We have recently investigated the effect of Lactobacillus plantarum species 299 on the gut mucosal barrier both in patients with ulcerative colitis and in the interleukin 10 knockout mouse model of colitis.1, 2 This probiotic was found to improve gut mucosal barrier function in the mouse model, as measured by a reduction in gut permeability and a reduction in the concentration of circulating antibody to endotoxin. These changes correlated positively with a reduction in colonic inflammation. In a study of patients with ulcerative colitis, Lactobacillus plantarum probiotic therapy was also found to improve gut mucosal barrier function, as measured by a reduction in the circulating antibody to endotoxin.2 The findings of our studies and those of Garcia-Lafuente et al suggest that probiotics such as Lactobacillus plantarum are capable of improving gut mucosal barrier function in both normal and inflamed bowel. It is possible that this probiotic induced enhancement of the gut barrier may be a mechanism by which probiotics are effective in reducing intestinal inflammation in experimental models of colitis and IBD.

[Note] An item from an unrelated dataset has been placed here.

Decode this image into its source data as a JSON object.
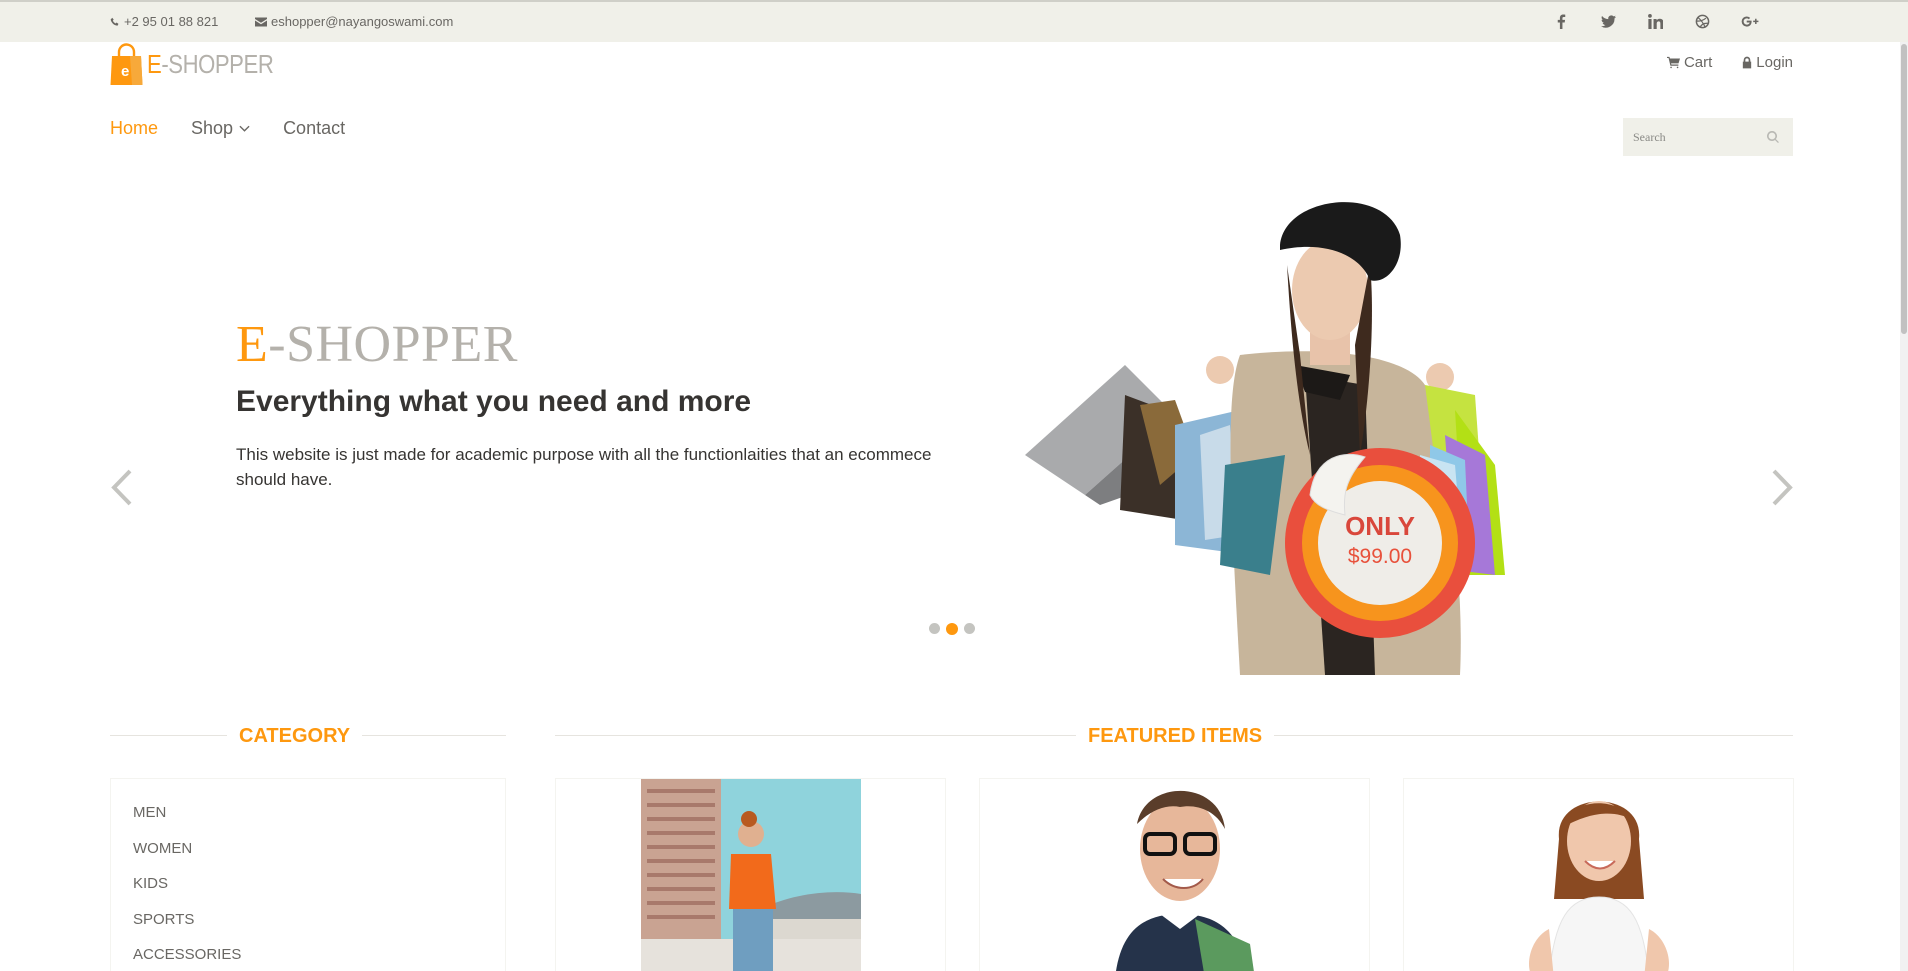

We value the comments made by Mr Kennedy et al and are grateful to them for bringing to our attention their report to the Surgical Research Society on the effect of Lactobacillus plantarum species 299 on the gut mucosal barrier in the interleukin 10 knockout model of colitis. While we agree with their points regarding the usefulness of some probiotic strains for the prevention of gut barrier dysfunction associated with mucosal inflammatory conditions, we also would like to stress the fact that bacteria may also influence colonic barrier function in a normal setting. In our experimental model, we were able to detect changes in the colonic permeability to a small molecular size probe induced by commensal bacteria, without any significant effect on the lumen to blood passage of a large molecular size probe—that is, excluding changes due to epithelial cell damage. This finding suggests that in a physiological state, colonic permeability can be influenced by the quality of the flora colonising the mucosal surfaces. Further studies are needed for a better understanding of the interplay between resident bacteria and the host at the mucosal interface.